Bonjour Hani, comment es-tu rentré chez Kippon Dream ?

Hani Khalil : Bonjour ! Alors, l’histoire est assez simple : un soir de juillet 2021, je suis tombé sur une campagne de recrutement de leur part sur Twitter. Le collectif cherchait un graphiste/maquettiste pour les aider. J’avais déjà de l’expérience dans ce domaine grâce à mes missions chez MAKMA, et j’appréciais bien leurs valeurs. J’ai donc postulé et j’ai été pris le lendemain.

Quel est ton rôle chez eux ? En quoi ça consiste ?

Hani Khalil : J’ai commencé en tant que maquettiste. Mon rôle était d’assembler les différents fichiers (planche, inter-chapitres, etc.) pour créer la maquette du tome relié. En plus de cela, j’étais aussi responsable de la mise en page du magazine de préparation en ligne. Je devais organiser les articles et les chapitres des différents mangas pour créer un ensemble cohérent, puis tout déposer sur un site de lecture en ligne de mangas indépendants.

Entre-temps, j’ai été nommé directeur artistique de la maison d’édition. Je dois maintenant, en plus de tout le reste, m’occuper de la refonte graphique du KD (nouveau logo et nouvelle identité visuelle), ainsi que de la cohérence graphique de notre collection de mangas papier.

Quels sont les aspects les plus gratifiants de ce domaine, et qu’est-ce qui te plaît le plus dans ton métier ?

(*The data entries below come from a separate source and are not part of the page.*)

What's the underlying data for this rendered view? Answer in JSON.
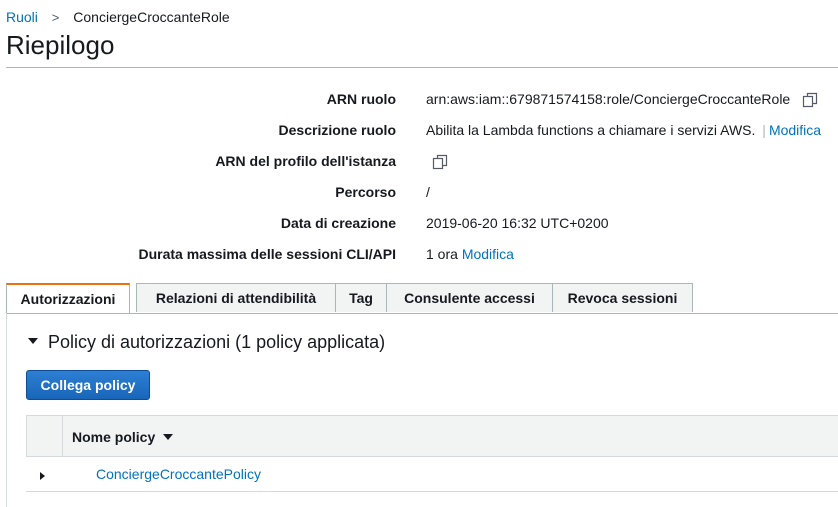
{
  "breadcrumb": {
    "parent": "Ruoli",
    "separator": ">",
    "current": "ConciergeCroccanteRole"
  },
  "page": {
    "title": "Riepilogo"
  },
  "summary": {
    "arn_label": "ARN ruolo",
    "arn_value": "arn:aws:iam::679871574158:role/ConciergeCroccanteRole",
    "description_label": "Descrizione ruolo",
    "description_value": "Abilita la Lambda functions a chiamare i servizi AWS.",
    "description_edit": "Modifica",
    "description_separator": "|",
    "instance_profile_label": "ARN del profilo dell'istanza",
    "path_label": "Percorso",
    "path_value": "/",
    "created_label": "Data di creazione",
    "created_value": "2019-06-20 16:32 UTC+0200",
    "session_label": "Durata massima delle sessioni CLI/API",
    "session_value": "1 ora",
    "session_edit": "Modifica"
  },
  "tabs": [
    {
      "label": "Autorizzazioni",
      "active": true
    },
    {
      "label": "Relazioni di attendibilità",
      "active": false
    },
    {
      "label": "Tag",
      "active": false
    },
    {
      "label": "Consulente accessi",
      "active": false
    },
    {
      "label": "Revoca sessioni",
      "active": false
    }
  ],
  "permissions": {
    "section_title": "Policy di autorizzazioni (1 policy applicata)",
    "attach_button": "Collega policy",
    "column_name": "Nome policy",
    "policies": [
      {
        "name": "ConciergeCroccantePolicy"
      }
    ]
  },
  "colors": {
    "link": "#0073bb",
    "active_tab_accent": "#ec7211",
    "primary_button": "#1866b9"
  },
  "icons": {
    "copy": "copy-icon",
    "section_toggle": "caret-down-icon",
    "sort": "sort-caret-icon",
    "row_expand": "caret-right-icon"
  }
}
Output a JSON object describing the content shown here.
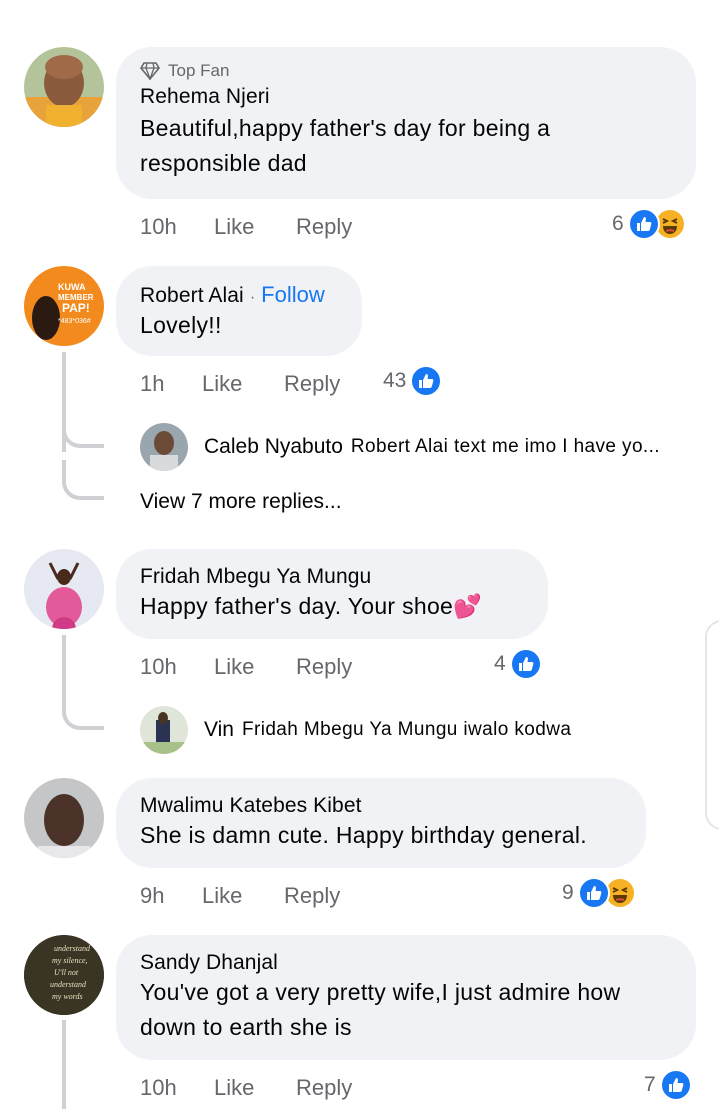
{
  "comments": [
    {
      "badge": "Top Fan",
      "author": "Rehema Njeri",
      "text": "Beautiful,happy father's day for being a responsible dad",
      "time": "10h",
      "like": "Like",
      "reply": "Reply",
      "reaction_count": "6",
      "reactions": [
        "like-icon",
        "haha-icon"
      ]
    },
    {
      "author": "Robert Alai",
      "follow": "Follow",
      "separator": "·",
      "text": "Lovely!!",
      "time": "1h",
      "like": "Like",
      "reply": "Reply",
      "reaction_count": "43",
      "reactions": [
        "like-icon"
      ],
      "reply_preview": {
        "author": "Caleb Nyabuto",
        "text": "Robert Alai text me imo I have yo..."
      },
      "more_replies": "View 7 more replies..."
    },
    {
      "author": "Fridah Mbegu Ya Mungu",
      "text": "Happy father's day. Your shoe💕",
      "time": "10h",
      "like": "Like",
      "reply": "Reply",
      "reaction_count": "4",
      "reactions": [
        "like-icon"
      ],
      "reply_preview": {
        "author": "Vin",
        "text": "Fridah Mbegu Ya Mungu iwalo kodwa"
      }
    },
    {
      "author": "Mwalimu Katebes Kibet",
      "text": "She is damn cute. Happy birthday general.",
      "time": "9h",
      "like": "Like",
      "reply": "Reply",
      "reaction_count": "9",
      "reactions": [
        "like-icon",
        "haha-icon"
      ]
    },
    {
      "author": "Sandy Dhanjal",
      "text": "You've got a very pretty wife,I just admire how down to earth she is",
      "time": "10h",
      "like": "Like",
      "reply": "Reply",
      "reaction_count": "7",
      "reactions": [
        "like-icon"
      ],
      "avatar_text": "understand my silence, U'll not understand my words"
    }
  ],
  "robert_avatar_text": "KUWA MEMBER PAP! *483*036#",
  "colors": {
    "link": "#1877f2",
    "bubble": "#f0f2f5",
    "meta": "#65676b",
    "like": "#1877f2",
    "haha": "#f7b125",
    "thread": "#ced0d4"
  }
}
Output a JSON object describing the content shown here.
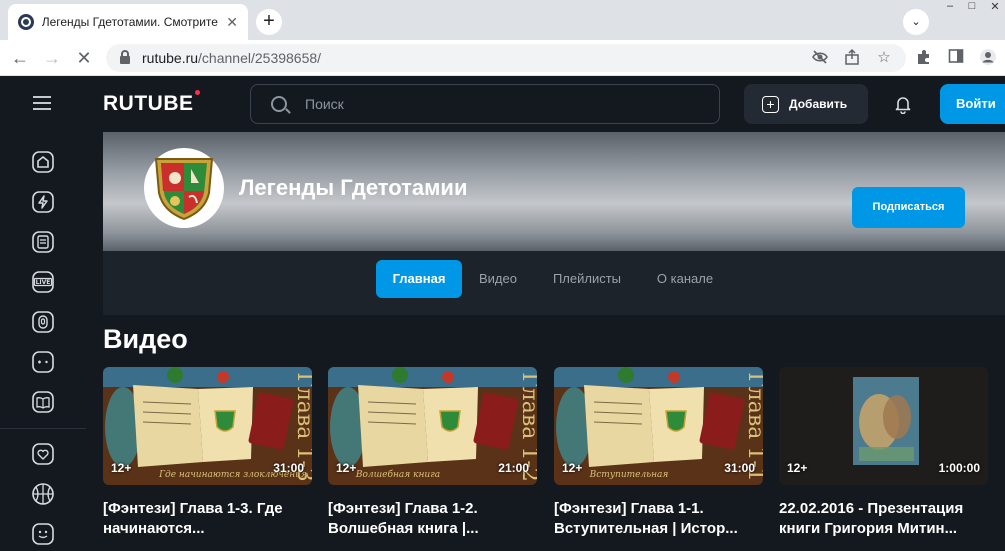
{
  "browser": {
    "tab_title": "Легенды Гдетотамии. Смотрите",
    "tab_close": "✕",
    "new_tab": "+",
    "tab_search": "⌄",
    "url_host": "rutube.ru",
    "url_path": "/channel/25398658/"
  },
  "header": {
    "logo": "RUTUBE",
    "search_placeholder": "Поиск",
    "add_label": "Добавить",
    "login_label": "Войти"
  },
  "channel": {
    "name": "Легенды Гдетотамии",
    "subscribe_label": "Подписаться",
    "tabs": [
      {
        "label": "Главная",
        "active": true
      },
      {
        "label": "Видео",
        "active": false
      },
      {
        "label": "Плейлисты",
        "active": false
      },
      {
        "label": "О канале",
        "active": false
      }
    ]
  },
  "videos_section": {
    "title": "Видео",
    "items": [
      {
        "age": "12+",
        "duration": "31:00",
        "title": "[Фэнтези] Глава 1-3. Где начинаются...",
        "chapter": "Глава 1-3",
        "caption": "Где начинаются злоключения"
      },
      {
        "age": "12+",
        "duration": "21:00",
        "title": "[Фэнтези] Глава 1-2. Волшебная книга |...",
        "chapter": "Глава 1-2",
        "caption": "Волшебная книга"
      },
      {
        "age": "12+",
        "duration": "31:00",
        "title": "[Фэнтези] Глава 1-1. Вступительная | Истор...",
        "chapter": "Глава 1-1",
        "caption": "Вступительная"
      },
      {
        "age": "12+",
        "duration": "1:00:00",
        "title": "22.02.2016 - Презентация книги Григория Митин..."
      }
    ]
  }
}
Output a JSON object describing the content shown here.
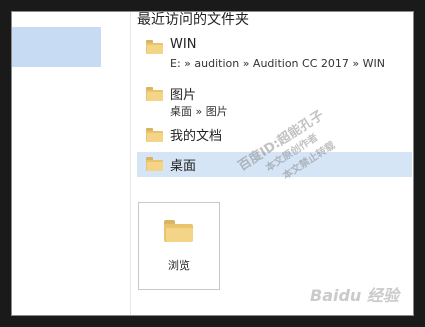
{
  "recent_folders": {
    "title": "最近访问的文件夹",
    "items": [
      {
        "name": "WIN",
        "path": "E: » audition » Audition CC 2017 » WIN"
      },
      {
        "name": "图片",
        "path": "桌面 » 图片"
      },
      {
        "name": "我的文档",
        "path": ""
      },
      {
        "name": "桌面",
        "path": ""
      }
    ]
  },
  "browse": {
    "label": "浏览"
  },
  "watermark": {
    "line1": "百度ID:超能孔子",
    "line2": "本文原创作者",
    "line3": "本文禁止转载"
  },
  "baidu_mark": "Baidu 经验",
  "colors": {
    "selection": "#d6e5f6",
    "nav_selection": "#c7dcf3",
    "folder": "#f4d587"
  }
}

Hani Khalil : J’adore travailler directement avec les auteurs et faire partie du processus créatif. Discuter directement avec eux permet d’avoir une autre vision de la création d’une œuvre. N’ayant pas le niveau nécessaire en dessin pour créer mon propre manga, j’ai toujours voulu contribuer à cet univers en général. Grâce aux compétences que j’ai acquises, c’était possible. Poser un livre contenant son nom sur une étagère est extrêmement gratifiant !

Quels défis as-tu déjà rencontré ?

Hani Khalil : Mon principal défi était qu’à la base, je n’avais jamais conçu une maquette de A à Z, et encore moins pour un manga. Ce fut très intéressant de me renseigner sur les différentes techniques d’impression, de tramage et de couleur, car c’était complètement différent des comics et des webtoons que j’avais réalisés par le passé. J’ai connu plusieurs échecs avec mes prototypes, ce qui m’a parfois démoralisé. Cependant, ces expériences étaient nécessaires pour faire évoluer mes compétences. Mon nouveau rôle de directeur artistique me mettait également sous une nouvelle pression psychologique. Je n’avais jamais eu autant de responsabilités sur les épaules, et j’ai plus d’une fois ressenti un syndrome de l’imposteur à ce sujet. Finalement j’ai pu compter sur mes collègues pour m’aider à prendre confiance en moi et en mes compétences.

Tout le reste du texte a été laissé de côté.